Perhaps it helps I explain that this means 3.10 Gbit/s of information has been discarded from 3.11 Gbit's of source data! And that is just one pass!
It's been known for decades that you should never run a lossless compression algorithm on a compressed video signal. The algorithms above work by throwing away stuff your brain doesn't notice (for example, we don't need very resolute colour images, so we can throw a huge amount of colour resolution away).
BUT, the second time, the algorithm "assumes" there is information that can be thrown away, but that simply is no longer true. This time, stuff gets thrown away that you cannot do without. So looping a 3Gbit/s stream into a compressed stream at 10 Mbit/s, then doing it just once more will produce massive artefacts.
2. Sound
In sound, the same thing happens. A Red Book CD produces 44,100 samples which have a bit depth of 16 (notice that pictures only have 10 bits per pixel). There are 2 channels so you need 1.411 Mbit/s. It's generally accepted that a 256kbit/s MP4 stream is a good comparator with an uncompressed audio stream. This is only a
5x compression!
Again - it's been known for years that you should never double lossless compress audio. For example, MP3s used in studios (rather than CDs or WAVs) sound wrong via compressed DAB or via compressed Internet streams!

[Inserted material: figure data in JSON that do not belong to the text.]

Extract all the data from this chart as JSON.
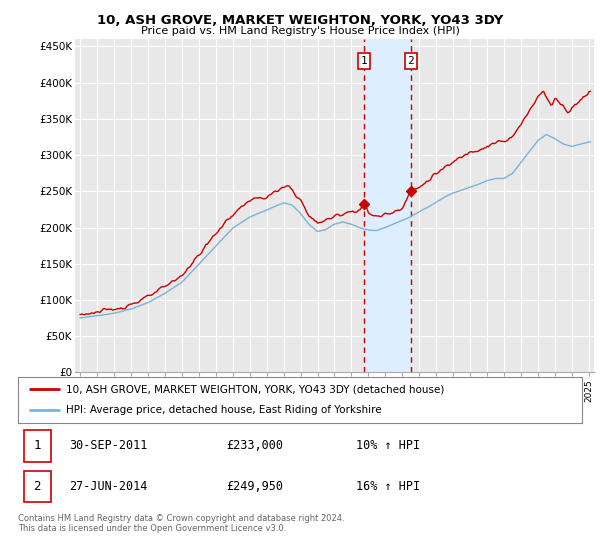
{
  "title": "10, ASH GROVE, MARKET WEIGHTON, YORK, YO43 3DY",
  "subtitle": "Price paid vs. HM Land Registry's House Price Index (HPI)",
  "background_color": "#ffffff",
  "plot_bg_color": "#e8e8e8",
  "grid_color": "#ffffff",
  "red_color": "#cc0000",
  "blue_color": "#7bb3d9",
  "shade_color": "#ddeeff",
  "sale1_x": 2011.75,
  "sale1_price": 233000,
  "sale2_x": 2014.5,
  "sale2_price": 249950,
  "legend_line1": "10, ASH GROVE, MARKET WEIGHTON, YORK, YO43 3DY (detached house)",
  "legend_line2": "HPI: Average price, detached house, East Riding of Yorkshire",
  "footer": "Contains HM Land Registry data © Crown copyright and database right 2024.\nThis data is licensed under the Open Government Licence v3.0.",
  "ylim": [
    0,
    460000
  ],
  "yticks": [
    0,
    50000,
    100000,
    150000,
    200000,
    250000,
    300000,
    350000,
    400000,
    450000
  ],
  "ytick_labels": [
    "£0",
    "£50K",
    "£100K",
    "£150K",
    "£200K",
    "£250K",
    "£300K",
    "£350K",
    "£400K",
    "£450K"
  ]
}
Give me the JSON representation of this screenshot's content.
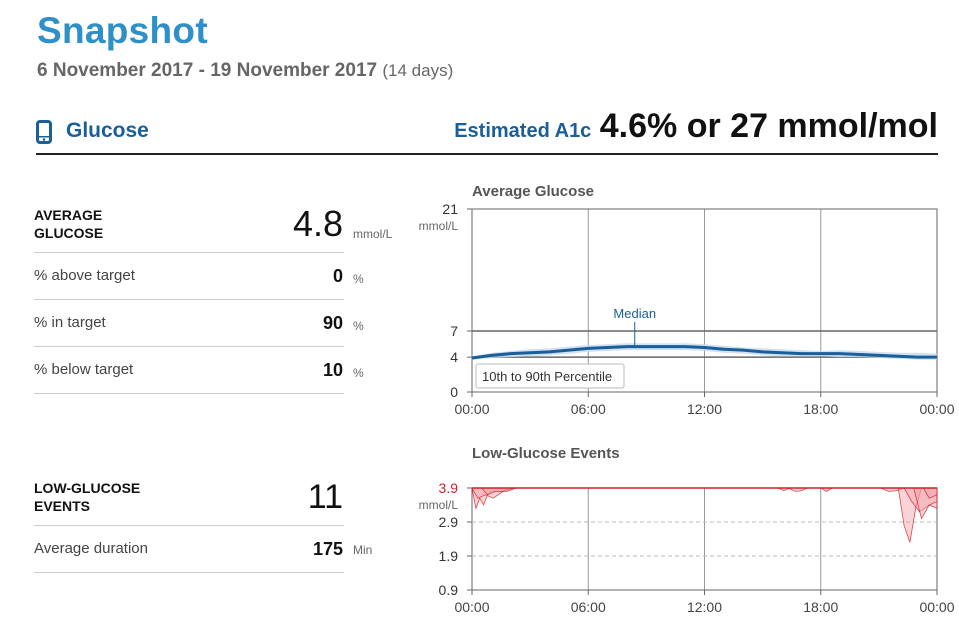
{
  "header": {
    "title": "Snapshot",
    "date_range": "6 November 2017 - 19 November 2017",
    "days": "(14 days)"
  },
  "glucose_section": {
    "icon": "phone-device-icon",
    "label": "Glucose",
    "a1c_label": "Estimated A1c",
    "a1c_value": "4.6% or 27 mmol/mol"
  },
  "stats": {
    "average_glucose": {
      "label": "AVERAGE GLUCOSE",
      "value": "4.8",
      "unit": "mmol/L"
    },
    "above_target": {
      "label": "% above target",
      "value": "0",
      "unit": "%"
    },
    "in_target": {
      "label": "% in target",
      "value": "90",
      "unit": "%"
    },
    "below_target": {
      "label": "% below target",
      "value": "10",
      "unit": "%"
    },
    "low_events": {
      "label": "LOW-GLUCOSE EVENTS",
      "value": "11"
    },
    "avg_duration": {
      "label": "Average duration",
      "value": "175",
      "unit": "Min"
    }
  },
  "colors": {
    "title": "#2f8fc9",
    "accent": "#1a5f99",
    "median_line": "#1a5f99",
    "percentile_band": "#c5d9ee",
    "low_line": "#d0202a",
    "low_fill": "#f2a0a6"
  },
  "chart_data": [
    {
      "type": "line",
      "title": "Average Glucose",
      "ylabel": "mmol/L",
      "ylim": [
        0,
        21
      ],
      "yticks": [
        "21",
        "7",
        "4",
        "0"
      ],
      "ytick_values": [
        21,
        7,
        4,
        0
      ],
      "xticks": [
        "00:00",
        "06:00",
        "12:00",
        "18:00",
        "00:00"
      ],
      "xtick_hours": [
        0,
        6,
        12,
        18,
        24
      ],
      "target_lines": [
        4,
        7
      ],
      "median_label": "Median",
      "band_label": "10th to 90th Percentile",
      "x_hours": [
        0,
        1,
        2,
        3,
        4,
        5,
        6,
        7,
        8,
        9,
        10,
        11,
        12,
        13,
        14,
        15,
        16,
        17,
        18,
        19,
        20,
        21,
        22,
        23,
        24
      ],
      "median": [
        3.9,
        4.2,
        4.4,
        4.5,
        4.6,
        4.8,
        5.0,
        5.1,
        5.2,
        5.2,
        5.2,
        5.2,
        5.1,
        4.9,
        4.8,
        4.6,
        4.5,
        4.4,
        4.4,
        4.4,
        4.3,
        4.2,
        4.1,
        4.0,
        4.0
      ],
      "p10": [
        3.7,
        3.9,
        4.0,
        4.1,
        4.2,
        4.4,
        4.6,
        4.7,
        4.8,
        4.8,
        4.8,
        4.8,
        4.7,
        4.5,
        4.4,
        4.2,
        4.1,
        4.1,
        4.1,
        4.0,
        4.0,
        3.9,
        3.8,
        3.7,
        3.7
      ],
      "p90": [
        4.1,
        4.5,
        4.7,
        4.9,
        5.0,
        5.2,
        5.4,
        5.5,
        5.6,
        5.6,
        5.6,
        5.6,
        5.5,
        5.3,
        5.1,
        5.0,
        4.9,
        4.8,
        4.7,
        4.8,
        4.7,
        4.6,
        4.5,
        4.5,
        4.4
      ]
    },
    {
      "type": "area",
      "title": "Low-Glucose Events",
      "ylabel": "mmol/L",
      "ylim": [
        0.9,
        3.9
      ],
      "yticks": [
        "3.9",
        "2.9",
        "1.9",
        "0.9"
      ],
      "ytick_values": [
        3.9,
        2.9,
        1.9,
        0.9
      ],
      "xticks": [
        "00:00",
        "06:00",
        "12:00",
        "18:00",
        "00:00"
      ],
      "xtick_hours": [
        0,
        6,
        12,
        18,
        24
      ],
      "threshold": 3.9,
      "events": [
        {
          "x": [
            0.0,
            0.2,
            0.4,
            0.6,
            0.8,
            1.0,
            1.5,
            2.0
          ],
          "y": [
            3.9,
            3.3,
            3.6,
            3.4,
            3.7,
            3.8,
            3.8,
            3.9
          ]
        },
        {
          "x": [
            0.0,
            0.3,
            0.7,
            1.1,
            1.6,
            2.2
          ],
          "y": [
            3.9,
            3.6,
            3.7,
            3.6,
            3.8,
            3.9
          ]
        },
        {
          "x": [
            0.5,
            0.8,
            1.2,
            1.8,
            2.3
          ],
          "y": [
            3.9,
            3.7,
            3.8,
            3.8,
            3.9
          ]
        },
        {
          "x": [
            15.8,
            16.1,
            16.4
          ],
          "y": [
            3.9,
            3.82,
            3.9
          ]
        },
        {
          "x": [
            16.3,
            16.7,
            17.0,
            17.3
          ],
          "y": [
            3.9,
            3.8,
            3.82,
            3.9
          ]
        },
        {
          "x": [
            18.0,
            18.3,
            18.6
          ],
          "y": [
            3.9,
            3.8,
            3.9
          ]
        },
        {
          "x": [
            21.1,
            21.5,
            21.9,
            22.3
          ],
          "y": [
            3.9,
            3.8,
            3.82,
            3.9
          ]
        },
        {
          "x": [
            22.0,
            22.3,
            22.6,
            22.9,
            23.2
          ],
          "y": [
            3.9,
            2.8,
            2.3,
            3.3,
            3.9
          ]
        },
        {
          "x": [
            22.3,
            22.7,
            23.1,
            23.6,
            24.0
          ],
          "y": [
            3.9,
            3.5,
            3.2,
            3.4,
            3.3
          ]
        },
        {
          "x": [
            22.8,
            23.2,
            23.6,
            24.0
          ],
          "y": [
            3.9,
            3.0,
            3.4,
            3.5
          ]
        },
        {
          "x": [
            23.3,
            23.6,
            24.0
          ],
          "y": [
            3.9,
            3.6,
            3.7
          ]
        }
      ]
    }
  ]
}
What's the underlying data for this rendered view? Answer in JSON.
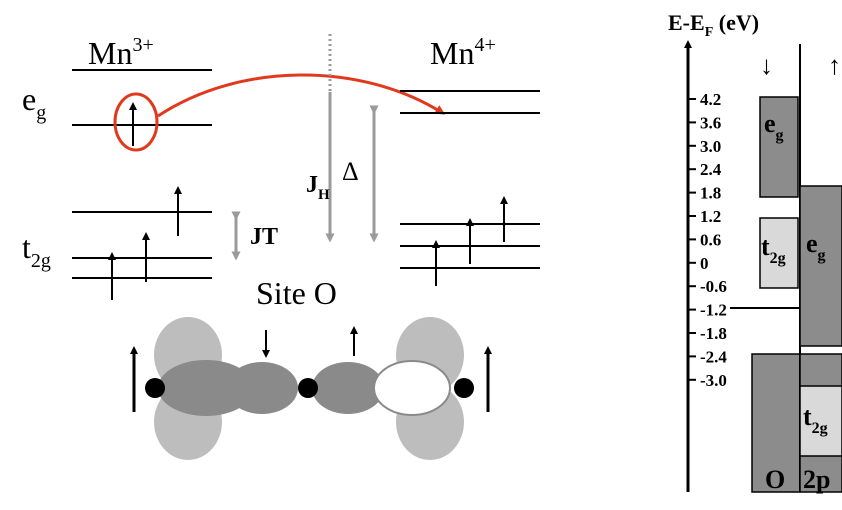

SO, I would expect a couple of loops of YouTube serial compression to be heavily artefact-ed, because so much gets chucked away on the first compression, a second compression has nothing to work with so damages the image and sound.
BUT, if you are going uncompressed - to - uncompressed - to - uncompressed etc. I would expect almost no impact.
DA to AD to DA to AD should be fine for many 100s of times assuming that both the DAC and ADC are linear to 20 bits or so. Gradually the result may sound different from the original, but the difference would NOT be digital artefacts as above, but variations on the interpretation of the least significant bits. This might appear as changes to the noise floor.